Soils on the Tibetan Plateau are extremely sensitive to global climate change. They are young in terms of development, forming a thin, skeletal soil layer.
The lack of understanding of soil organic matter (SOM) transformation processes in this region hinders the prediction of SOM stocks under future climate conditions.
Recently, Prof. ZHANG Gengxin's group from the Institute of Tibetan Plateau Research (ITP) of the Chinese Academy of Sciences investigated the responses of the alpine SOM to global climate change using pyrolysis-gas chromatography/tandem-mass spectrometry combined with microbial analysis methods.
The climate change factors include Nitrogen (N) deposition, warming and increased precipitation.
The researchers selected five typical alpine ecosystems on the Tibetan Plateau for pre-test to explore which soil fraction was most sensitive to external environment changes. They found that labile fraction SOM (LF-SOM) with density ≤2.25 g/cm3 was the most sensitive fraction.
Based on the pre-test results, artificial N additions, warming and increased precipitation experiments were conducted to study the degradation stability of LF-SOM.
Through a 2-yr multiple N addition experiment, the researchers found that N additions had significant effects on the content and composition of LF-SOM.
There was a nonlinear response of LF-SOM to N addition levels, that is, the LF-SOM increased at the lowest N addition levels and decreased at higher N addition levels, but the decrease of LF-SOM was weakened at 160 kg N ha-1 yr-1 addition.
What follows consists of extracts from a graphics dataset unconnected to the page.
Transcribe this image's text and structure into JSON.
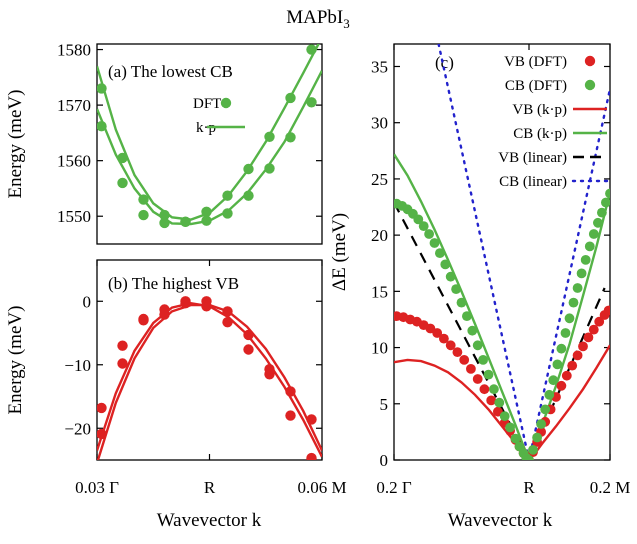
{
  "figure": {
    "title": "MAPbI",
    "title_sub": "3",
    "colors": {
      "vb": "#dd2222",
      "cb": "#55b347",
      "linear_vb": "#000000",
      "linear_cb": "#2222cc"
    }
  },
  "chart_data": [
    {
      "id": "panel_a",
      "type": "scatter",
      "panel_label": "(a) The lowest CB",
      "xlabel": "",
      "ylabel": "Energy (meV)",
      "xlim": [
        0.03,
        0.06
      ],
      "ylim": [
        1545,
        1581
      ],
      "yticks": [
        1550,
        1560,
        1570,
        1580
      ],
      "xticks": [],
      "legend": {
        "position": "top-right",
        "entries": [
          "DFT",
          "k·p"
        ]
      },
      "series": [
        {
          "name": "DFT",
          "color": "#55b347",
          "kind": "points",
          "branch": "upper",
          "x": [
            0.0306,
            0.0334,
            0.0362,
            0.039,
            0.0418,
            0.0446,
            0.0474,
            0.0502,
            0.053,
            0.0558,
            0.0586
          ],
          "y": [
            1573.0,
            1560.5,
            1553.0,
            1550.2,
            1549.0,
            1550.8,
            1553.7,
            1558.5,
            1564.3,
            1571.3,
            1580.0
          ]
        },
        {
          "name": "DFT",
          "color": "#55b347",
          "kind": "points",
          "branch": "lower",
          "x": [
            0.0306,
            0.0334,
            0.0362,
            0.039,
            0.0418,
            0.0446,
            0.0474,
            0.0502,
            0.053,
            0.0558,
            0.0586
          ],
          "y": [
            1566.2,
            1556.0,
            1550.2,
            1548.8,
            1549.0,
            1549.2,
            1550.5,
            1553.7,
            1558.6,
            1564.2,
            1570.5
          ]
        },
        {
          "name": "k·p",
          "color": "#55b347",
          "kind": "line",
          "branch": "upper",
          "x": [
            0.03,
            0.0325,
            0.035,
            0.0375,
            0.04,
            0.0425,
            0.045,
            0.0475,
            0.05,
            0.0525,
            0.055,
            0.0575,
            0.06
          ],
          "y": [
            1577.0,
            1565.6,
            1557.4,
            1552.3,
            1549.8,
            1549.4,
            1550.6,
            1553.7,
            1558.1,
            1563.4,
            1569.5,
            1575.8,
            1582.2
          ]
        },
        {
          "name": "k·p",
          "color": "#55b347",
          "kind": "line",
          "branch": "lower",
          "x": [
            0.03,
            0.0325,
            0.035,
            0.0375,
            0.04,
            0.0425,
            0.045,
            0.0475,
            0.05,
            0.0525,
            0.055,
            0.0575,
            0.06
          ],
          "y": [
            1569.3,
            1561.1,
            1555.0,
            1550.8,
            1548.7,
            1548.6,
            1549.2,
            1551.0,
            1554.1,
            1558.4,
            1563.4,
            1569.7,
            1576.2
          ]
        }
      ]
    },
    {
      "id": "panel_b",
      "type": "scatter",
      "panel_label": "(b) The highest VB",
      "xlabel": "",
      "ylabel": "Energy (meV)",
      "xlim": [
        0.03,
        0.06
      ],
      "ylim": [
        -25,
        6.5
      ],
      "yticks": [
        0,
        -10,
        -20
      ],
      "ytick_labels": [
        "0",
        "−10",
        "−20"
      ],
      "xticks": [
        0.03,
        0.045,
        0.06
      ],
      "xtick_labels": [
        "0.03 Γ",
        "R",
        "0.06 M"
      ],
      "series": [
        {
          "name": "DFT",
          "color": "#dd2222",
          "kind": "points",
          "branch": "upper",
          "x": [
            0.0306,
            0.0334,
            0.0362,
            0.039,
            0.0418,
            0.0446,
            0.0474,
            0.0502,
            0.053,
            0.0558,
            0.0586
          ],
          "y": [
            -16.8,
            -7.0,
            -2.8,
            -1.3,
            0.0,
            0.0,
            -1.6,
            -5.3,
            -11.5,
            -14.2,
            -18.6
          ]
        },
        {
          "name": "DFT",
          "color": "#dd2222",
          "kind": "points",
          "branch": "lower",
          "x": [
            0.0306,
            0.0334,
            0.0362,
            0.039,
            0.0418,
            0.0446,
            0.0474,
            0.0502,
            0.053,
            0.0558,
            0.0586
          ],
          "y": [
            -20.9,
            -9.8,
            -3.0,
            -2.1,
            -0.3,
            -0.8,
            -3.3,
            -7.6,
            -10.7,
            -18.0,
            -24.7
          ]
        },
        {
          "name": "k·p",
          "color": "#dd2222",
          "kind": "line",
          "branch": "upper",
          "x": [
            0.03,
            0.0325,
            0.035,
            0.0375,
            0.04,
            0.0425,
            0.045,
            0.0475,
            0.05,
            0.0525,
            0.055,
            0.0575,
            0.06
          ],
          "y": [
            -23.5,
            -14.5,
            -7.8,
            -3.4,
            -1.0,
            -0.3,
            -0.8,
            -2.5,
            -5.2,
            -9.0,
            -13.5,
            -18.7,
            -24.5
          ]
        },
        {
          "name": "k·p",
          "color": "#dd2222",
          "kind": "line",
          "branch": "lower",
          "x": [
            0.03,
            0.0325,
            0.035,
            0.0375,
            0.04,
            0.0425,
            0.045,
            0.0475,
            0.05,
            0.0525,
            0.055,
            0.0575,
            0.06
          ],
          "y": [
            -25.5,
            -16.0,
            -9.0,
            -4.2,
            -1.6,
            -0.6,
            -0.6,
            -1.6,
            -4.0,
            -7.5,
            -12.0,
            -17.3,
            -23.5
          ]
        }
      ]
    },
    {
      "id": "panel_c",
      "type": "scatter",
      "panel_label": "(c)",
      "xlabel": "Wavevector k",
      "ylabel": "ΔE (meV)",
      "xlim": [
        -1,
        0.6
      ],
      "ylim": [
        0,
        37
      ],
      "yticks": [
        0,
        5,
        10,
        15,
        20,
        25,
        30,
        35
      ],
      "xticks": [
        -1,
        0,
        0.6
      ],
      "xtick_labels": [
        "0.2 Γ",
        "R",
        "0.2 M"
      ],
      "legend": {
        "position": "top-right",
        "entries": [
          "VB (DFT)",
          "CB (DFT)",
          "VB (k·p)",
          "CB (k·p)",
          "VB (linear)",
          "CB (linear)"
        ]
      },
      "series": [
        {
          "name": "VB (DFT)",
          "color": "#dd2222",
          "kind": "points",
          "x": [
            -0.98,
            -0.93,
            -0.88,
            -0.83,
            -0.78,
            -0.73,
            -0.68,
            -0.63,
            -0.58,
            -0.53,
            -0.48,
            -0.43,
            -0.38,
            -0.33,
            -0.28,
            -0.23,
            -0.18,
            -0.14,
            -0.1,
            -0.07,
            -0.04,
            -0.02,
            0.0,
            0.03,
            0.06,
            0.09,
            0.12,
            0.16,
            0.2,
            0.24,
            0.28,
            0.32,
            0.36,
            0.4,
            0.44,
            0.48,
            0.52,
            0.56,
            0.59
          ],
          "y": [
            12.8,
            12.7,
            12.5,
            12.3,
            12.0,
            11.7,
            11.3,
            10.8,
            10.2,
            9.6,
            8.9,
            8.1,
            7.2,
            6.3,
            5.3,
            4.3,
            3.3,
            2.6,
            1.8,
            1.2,
            0.6,
            0.3,
            0.0,
            0.7,
            1.6,
            2.5,
            3.4,
            4.5,
            5.6,
            6.6,
            7.5,
            8.4,
            9.3,
            10.1,
            10.9,
            11.6,
            12.3,
            12.9,
            13.3
          ]
        },
        {
          "name": "CB (DFT)",
          "color": "#55b347",
          "kind": "points",
          "x": [
            -0.98,
            -0.94,
            -0.9,
            -0.86,
            -0.82,
            -0.78,
            -0.74,
            -0.7,
            -0.66,
            -0.62,
            -0.58,
            -0.54,
            -0.5,
            -0.46,
            -0.42,
            -0.38,
            -0.34,
            -0.3,
            -0.26,
            -0.22,
            -0.18,
            -0.14,
            -0.1,
            -0.07,
            -0.04,
            -0.02,
            0.0,
            0.03,
            0.06,
            0.09,
            0.12,
            0.15,
            0.18,
            0.21,
            0.24,
            0.27,
            0.3,
            0.33,
            0.36,
            0.39,
            0.42,
            0.45,
            0.48,
            0.51,
            0.54,
            0.57,
            0.6
          ],
          "y": [
            22.8,
            22.6,
            22.3,
            21.9,
            21.4,
            20.8,
            20.1,
            19.3,
            18.4,
            17.4,
            16.3,
            15.2,
            14.0,
            12.8,
            11.5,
            10.2,
            8.9,
            7.6,
            6.3,
            5.1,
            3.9,
            2.9,
            1.9,
            1.2,
            0.6,
            0.2,
            0.0,
            0.9,
            2.0,
            3.2,
            4.5,
            5.8,
            7.1,
            8.5,
            9.9,
            11.3,
            12.6,
            14.0,
            15.3,
            16.6,
            17.8,
            19.0,
            20.1,
            21.1,
            22.0,
            22.9,
            23.7
          ]
        },
        {
          "name": "VB (k·p)",
          "color": "#dd2222",
          "kind": "line",
          "x": [
            -1.0,
            -0.9,
            -0.8,
            -0.7,
            -0.6,
            -0.5,
            -0.4,
            -0.3,
            -0.2,
            -0.1,
            -0.05,
            0.0,
            0.05,
            0.1,
            0.2,
            0.3,
            0.4,
            0.5,
            0.6
          ],
          "y": [
            8.7,
            8.9,
            8.8,
            8.4,
            7.8,
            6.9,
            5.8,
            4.5,
            3.0,
            1.5,
            0.8,
            0.0,
            0.7,
            1.5,
            3.0,
            4.6,
            6.3,
            8.2,
            10.2
          ]
        },
        {
          "name": "CB (k·p)",
          "color": "#55b347",
          "kind": "line",
          "x": [
            -1.0,
            -0.9,
            -0.8,
            -0.7,
            -0.6,
            -0.5,
            -0.4,
            -0.3,
            -0.2,
            -0.1,
            -0.05,
            0.0,
            0.05,
            0.1,
            0.2,
            0.3,
            0.4,
            0.5,
            0.6
          ],
          "y": [
            27.2,
            25.3,
            23.0,
            20.5,
            17.8,
            15.0,
            12.1,
            9.1,
            6.1,
            3.1,
            1.5,
            0.0,
            1.6,
            3.2,
            6.6,
            10.3,
            14.6,
            19.0,
            23.8
          ]
        },
        {
          "name": "VB (linear)",
          "color": "#000000",
          "kind": "dashed",
          "x": [
            -1.0,
            0.0,
            0.56
          ],
          "y": [
            22.9,
            0.0,
            15.3
          ]
        },
        {
          "name": "CB (linear)",
          "color": "#2222cc",
          "kind": "dotted",
          "x": [
            -0.67,
            0.0,
            0.6
          ],
          "y": [
            37.0,
            0.0,
            33.0
          ]
        }
      ]
    }
  ],
  "shared": {
    "xlabel_left": "Wavevector k",
    "xlabel_right": "Wavevector k"
  }
}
Further study showed that the abundance of microbial functional genes, as one of the indicators of microbial activity, had significant positive correlations with LF-SOM.
In addition, by a three-year field manipulation experiment with warming (+2 °C above ambient temperature) and increased precipitation (+15% and +30% above ambient precipitation) treatments, they found that warming and increased precipitation indirectly affect LF-SOM turnover by directly affect the balance between vegetation input and microbial degradation.
More specifically, increased precipitation promoted LF-SOM accumulation, which were mainly due to the positive effect of increased precipitation on vegetation productivity.
In contrast, warming alone intensified the effect of drought on the alpine grassland, which had negative effects on both vegetation and microorganisms and reduced LF-SOM.
Warming plus increased precipitation not only alleviated water loss but also increased soil temperature, which was more favorable for the growth of microorganisms.
The researchers predicted that, in the future, N deposition would inhibit the activity of microorganisms and contribute to the accumulation of LF-SOM. In contrast, microbial activity would increase as temperature increases, which would promote LF-SOM degradation only if precipitation also increases.